Description Behdad Esfahbod 2006-08-29 01:29:53 UTC
This is a followup to Owen's comment here:

  http://blogs.gnome.org/view/ryanl/2006/08/25/0#comments

I actually didn't know that we are returning "" for HAN in pango_script_get_sample_language().  This is definitely suboptimal.  First, we can at least return Chinese.  That definitely works better than the current situation.

Even better, we can return (probably in a new API) a list of languages.  "zh,ja,ko" for example.  Fontconfig already knows about this kind of usage:

[behdad@home examples]$ fc-match --sort sans:lang=ja  | head -n 3
sazanami-gothic.ttf: "Sazanami Gothic" "Gothic-Regular"
DejaVuLGCSans.ttf: "DejaVu LGC Sans" "Book"
DejaVuLGCSans.ttf: "DejaVu LGC Sans" "Book"
[behdad@home examples]$ fc-match --sort sans:lang=ko  | head -n 3
Gulim.ttf: "Gulim" "Regular"
DejaVuLGCSans.ttf: "DejaVu LGC Sans" "Book"
DejaVuLGCSans.ttf: "DejaVu LGC Sans" "Book"
[behdad@home examples]$ fc-match --sort sans:lang=ja,ko  | head -n 3
sazanami-gothic.ttf: "Sazanami Gothic" "Gothic-Regular"
Gulim.ttf: "Gulim" "Regular"
DejaVuLGCSans.ttf: "DejaVu LGC Sans" "Book"
[behdad@home examples]$
Comment 1 Owen Taylor 2006-08-29 14:20:51 UTC
It's a bad mistake to try to guess which one of:

 Traditional chinese
 Simplified chinese
 Japanese

The user would prefer.
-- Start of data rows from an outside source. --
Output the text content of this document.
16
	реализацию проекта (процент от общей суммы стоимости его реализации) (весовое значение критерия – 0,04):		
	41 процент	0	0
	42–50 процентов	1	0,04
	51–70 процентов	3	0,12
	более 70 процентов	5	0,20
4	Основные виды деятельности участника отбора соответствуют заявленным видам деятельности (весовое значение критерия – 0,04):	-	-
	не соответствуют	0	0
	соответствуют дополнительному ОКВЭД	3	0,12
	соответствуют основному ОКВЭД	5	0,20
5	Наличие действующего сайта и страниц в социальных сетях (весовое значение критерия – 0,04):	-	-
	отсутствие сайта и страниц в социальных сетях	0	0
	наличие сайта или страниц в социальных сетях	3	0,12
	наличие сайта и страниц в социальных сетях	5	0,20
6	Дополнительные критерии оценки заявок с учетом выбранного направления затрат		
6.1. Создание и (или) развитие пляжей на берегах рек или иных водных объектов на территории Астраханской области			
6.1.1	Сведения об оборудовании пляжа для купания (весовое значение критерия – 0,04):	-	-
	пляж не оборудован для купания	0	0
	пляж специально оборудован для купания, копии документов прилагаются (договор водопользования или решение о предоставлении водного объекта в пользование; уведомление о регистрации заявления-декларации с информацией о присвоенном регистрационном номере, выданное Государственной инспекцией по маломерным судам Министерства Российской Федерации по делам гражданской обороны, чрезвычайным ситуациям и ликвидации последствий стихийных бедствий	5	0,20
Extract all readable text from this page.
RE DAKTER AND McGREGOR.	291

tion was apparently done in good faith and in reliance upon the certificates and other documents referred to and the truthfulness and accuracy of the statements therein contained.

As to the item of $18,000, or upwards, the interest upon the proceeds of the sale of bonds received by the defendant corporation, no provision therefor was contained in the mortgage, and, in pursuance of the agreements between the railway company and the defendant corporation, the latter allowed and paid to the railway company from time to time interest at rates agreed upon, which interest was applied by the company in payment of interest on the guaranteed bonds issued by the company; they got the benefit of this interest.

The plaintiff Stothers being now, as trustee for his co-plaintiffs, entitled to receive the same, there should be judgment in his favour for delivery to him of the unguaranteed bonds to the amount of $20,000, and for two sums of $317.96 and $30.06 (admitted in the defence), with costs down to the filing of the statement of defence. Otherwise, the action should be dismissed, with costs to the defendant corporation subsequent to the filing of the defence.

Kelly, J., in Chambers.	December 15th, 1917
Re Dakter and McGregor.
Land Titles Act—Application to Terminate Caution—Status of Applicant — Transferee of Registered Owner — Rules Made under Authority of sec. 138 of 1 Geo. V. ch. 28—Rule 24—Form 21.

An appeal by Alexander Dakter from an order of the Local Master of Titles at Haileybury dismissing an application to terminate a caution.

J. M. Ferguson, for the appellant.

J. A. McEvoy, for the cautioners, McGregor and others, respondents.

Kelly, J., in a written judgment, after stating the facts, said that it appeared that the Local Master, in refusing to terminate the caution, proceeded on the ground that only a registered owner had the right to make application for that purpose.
There's a lot of sticky politics there
on all sides. I don't see a big advantage from having a language
tag either ... without out it, the effect will be to just use the
first Han font with that character in the current configuration,
which is about as good as guess as you can make.

The *only* way to do better would be to to frequency analysis
on larger segments of text than character-by-character, but
that would be better left to the app, I think, since Pango
is going to be unable to do it at more than a run or maybe
paragraph level, which could still leave a document displaying
very wierdly (isolated Han characters might come out in a 
different font than characters in paragraphs...)

I think this is NOTABUG.
Comment 2 Behdad Esfahbod 2007-06-11 03:05:03 UTC
Ok, closing as $PANGO_LANGUAGE provides a generic solution to this problem.